E’ in questo modo che Esdra-Neemia pone i suoi lettori su una traiettoria verso Gesù, il Re, che è venuto a liberare il suo popolo dalla schiavitù del peccato. È solo grazie al suo sangue versato e al suo corpo spezzato che il popolo di Dio riceve finalmente la Nuova Alleanza e, con essa, un cuore nuovo (cioè Geremia 31 ed Ezechiele 36). Il tempio d’Israele un giorno sarebbe andato di nuovo in rovina e le mura sarebbero state abbattute quando i romani avrebbero distrutto la città. Ma coloro che confidano in Gesù Cristo hanno ciò che mancava al popolo di Esdra-Neemia. Cioè, abbiamo un cuore che è pronto ad amare e obbedire a Dio.

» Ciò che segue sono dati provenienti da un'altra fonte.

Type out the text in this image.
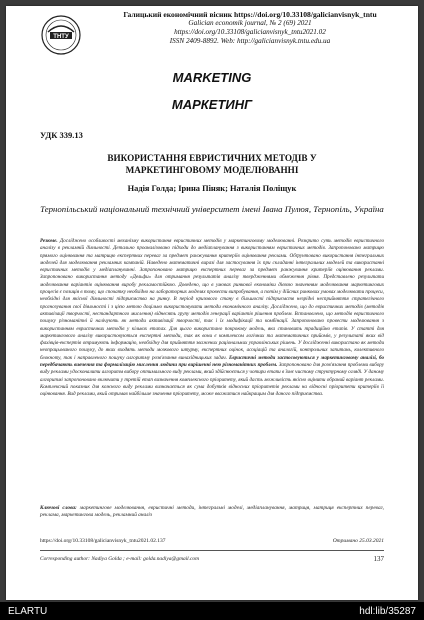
ТНТУ
Галицький економічний вісник https://doi.org/10.33108/galicianvisnyk_tntu
Galician economik journal, № 2 (69) 2021
https://doi.org/10.33108/galicianvisnyk_tntu2021.02
ISSN 2409-8892. Web: http://galicianvisnyk.tntu.edu.ua
MARKETING
МАРКЕТИНГ
УДК 339.13
ВИКОРИСТАННЯ ЕВРИСТИЧНИХ МЕТОДІВ У МАРКЕТИНГОВОМУ МОДЕЛЮВАННІ
Надія Голда; Ірина Піняк; Наталія Поліщук
Тернопільський національний технічний університет імені Івана Пулюя, Тернопіль, Україна
Резюме. Досліджено особливості механізму використання евристичних методів у маркетинговому моделюванні. Розкрито суть методів евристичного аналізу в рекламній діяльності. Детально проаналізовано підходи до медіапланування з використанням евристичних методів. Запропоновано матрицю прямого оцінювання та матрицю експертних переваг за предмет ранжування критеріїв оцінювання реклами. Обґрунтовано використання інтегральних моделей для моделювання рекламних кампаній. Наведено математичні виразі для застосування їх при складанні інтегральних моделей та використанні евристичних методів у медіаплануванні. Запропоновано матрицю експертних переваг за предмет ранжування критеріїв оцінювання реклами. Запропоновано використання методу «Дельфи» для отримання результатів аналізу твердженнями обмеження рівня. Представлено результати моделювання варіантів оцінювання виробу рекламостійкою. Доведено, що в умовах ринкової економіки дієвою значенням моделювання маркетингових процесів є позиція в тому, що спочатку необхідно на лабораторних моделях провести випробування, а потім у дійсних ринкових умовах моделювати процеси, необхідні для якісної діяльності підприємства на ринку. В період кризового стану в більшості підприємств незрідні несприйняття стратегічного прогнозування свої діяльності і з цією метою доцільно використовувати методи економічного аналізу. Досліджено, що до евристичних методів (методів активізації творчості, нестандартного мислення) віднесять групу методів генерації варіантів рішення проблем. Встановлено, що методів евристичного пошуку різноманітні й налічують як методи активізації творчості, так і їх модифікації та комбінації. Запропоновано провести моделювання з використанням евристичних методів у кількох етапах. Для цього використано покрокову модель, яка становить традиційно етапів. У статті для маркетингового аналізу використовуються експертні методи, так як вони є комплексом логічних та математичних прийомів, у результаті яких від фахівців-експертів отримують інформацію, необхідну для прийняття зважених раціональних управлінських рішень. У дослідженні використано як методи неопрацьованого пошуку, до яких входять методи мозкового штурму, експертних оцінок, асоціацій та аналогій, контрольних запитань, колективного блокноту, так і направленого пошуку алгоритму розв'язання винахідницьких задач. Евристичні методи застосовуються у маркетинговому аналізі, бо передбачають вивчення та формалізацію мислення людини при вирішенні нею різноманітних проблем. Запропоновано для розв'язання проблеми вибору виду реклами удосконалити алгоритм вибору оптимального виду реклами, який здійснюється у чотири етапи в їхнє чистому структурному огляді. У даному алгоритмі запропоновано включити у третій етап визначення комплексного пріоритету, який дасть можливість якісно оцінити обраний варіант реклами. Комплексний показник для кожного виду реклами визначається як сума добутків відносних пріоритетів реклами на відносні пріоритети критеріїв її оцінювання. Вид реклами, який отримав найбільше значення пріоритету, може вважатися найкращим для даного підприємства.
Ключові слова: маркетингове моделювання, евристичні методи, інтегральні моделі, медіапланування, матриця, матриця експертних переваг, реклама, маркетингова модель, рекламний аналіз
https://doi.org/10.33108/galicianvisnyk_tntu2021.02.137	Отримано 25.03.2021
Corresponding author: Nadiya Golda ; e-mail: golda.nadiya@gmail.com	137
ELARTU	hdl:lib/35287
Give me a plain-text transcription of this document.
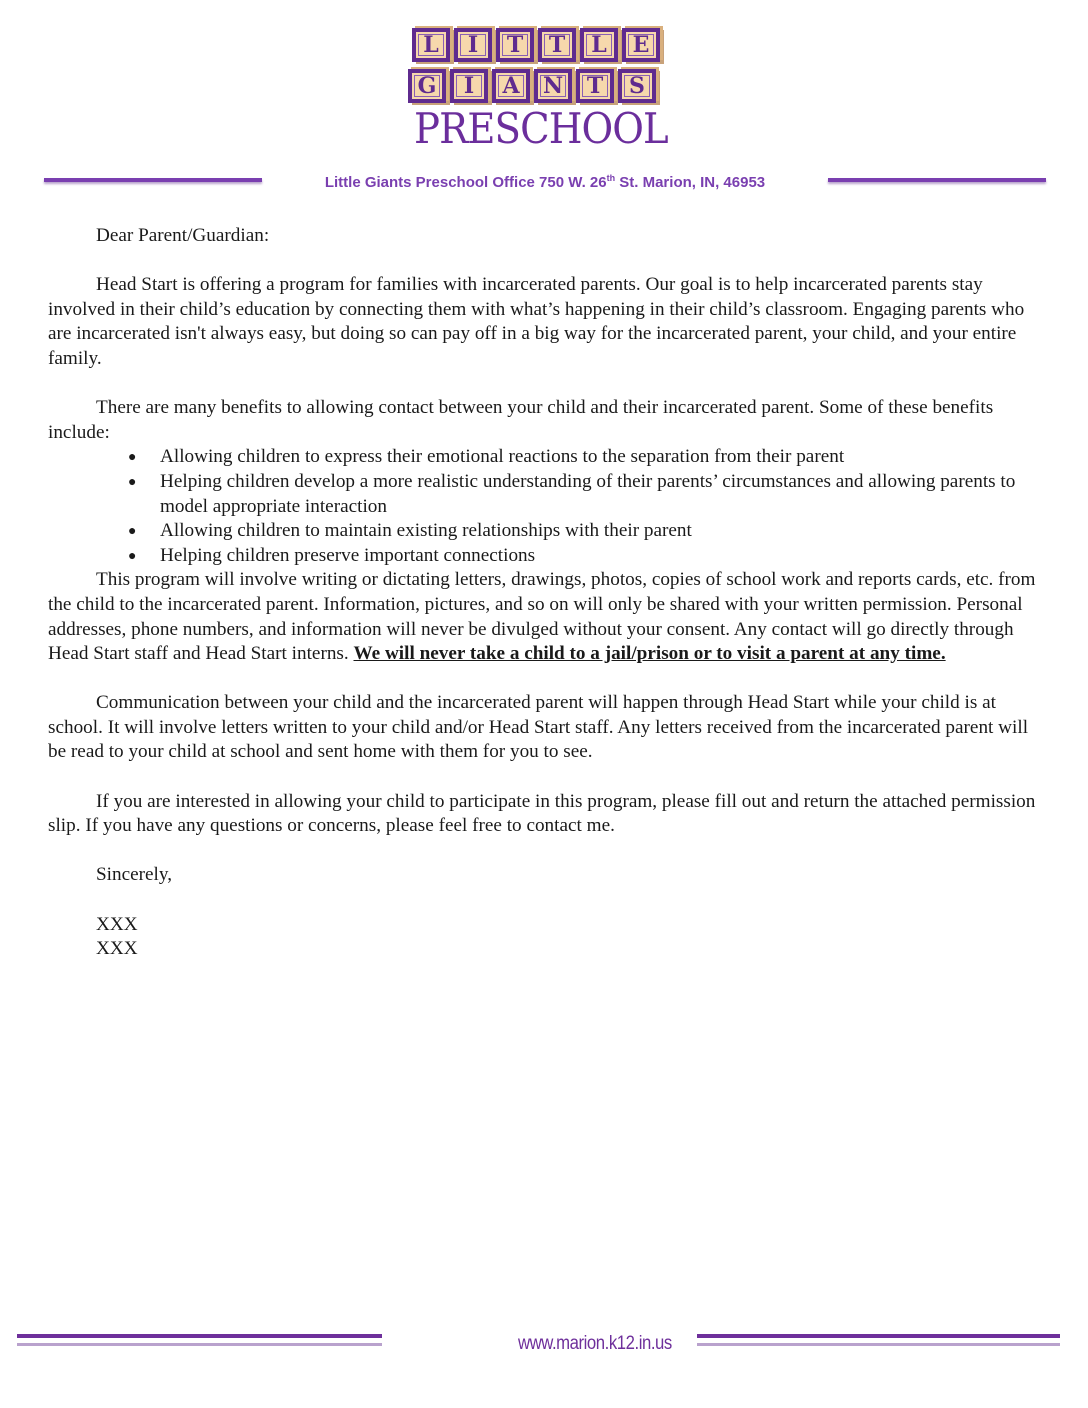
L	I	T	T	L	E
G	I	A	N	T	S
PRESCHOOL
Little Giants Preschool Office 750 W. 26th St. Marion, IN, 46953

Dear Parent/Guardian:

Head Start is offering a program for families with incarcerated parents. Our goal is to help incarcerated parents stay involved in their child’s education by connecting them with what’s happening in their child’s classroom. Engaging parents who are incarcerated isn't always easy, but doing so can pay off in a big way for the incarcerated parent, your child, and your entire family.

There are many benefits to allowing contact between your child and their incarcerated parent. Some of these benefits include:

● Allowing children to express their emotional reactions to the separation from their parent
● Helping children develop a more realistic understanding of their parents’ circumstances and allowing parents to model appropriate interaction
● Allowing children to maintain existing relationships with their parent
● Helping children preserve important connections

This program will involve writing or dictating letters, drawings, photos, copies of school work and reports cards, etc. from the child to the incarcerated parent. Information, pictures, and so on will only be shared with your written permission. Personal addresses, phone numbers, and information will never be divulged without your consent. Any contact will go directly through Head Start staff and Head Start interns. We will never take a child to a jail/prison or to visit a parent at any time.

Communication between your child and the incarcerated parent will happen through Head Start while your child is at school. It will involve letters written to your child and/or Head Start staff. Any letters received from the incarcerated parent will be read to your child at school and sent home with them for you to see.

If you are interested in allowing your child to participate in this program, please fill out and return the attached permission slip. If you have any questions or concerns, please feel free to contact me.

Sincerely,

XXX
XXX

www.marion.k12.in.us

Quale significato ha Esdra-Neemia per noi oggi, proprio ora? Potresti avere una lista di cose che tu o il tuo vicino pensate siano bisogni in questo momento – un’economia ricostruita, salute restaurata, nuovi politici, ecc. Tuttavia, Esdra-Neemia ci ricorda che anche con un nuovo inizio, avremmo ancora bisogno della grazia effettuale di Cristo per dare alla gente nuovi cuori. Il peccato corrompe completamente. La vera restaurazione può venire solo in Cristo, il re crocifisso e risorto. Lui solo può portare una nuova creazione che non può essere distrutta.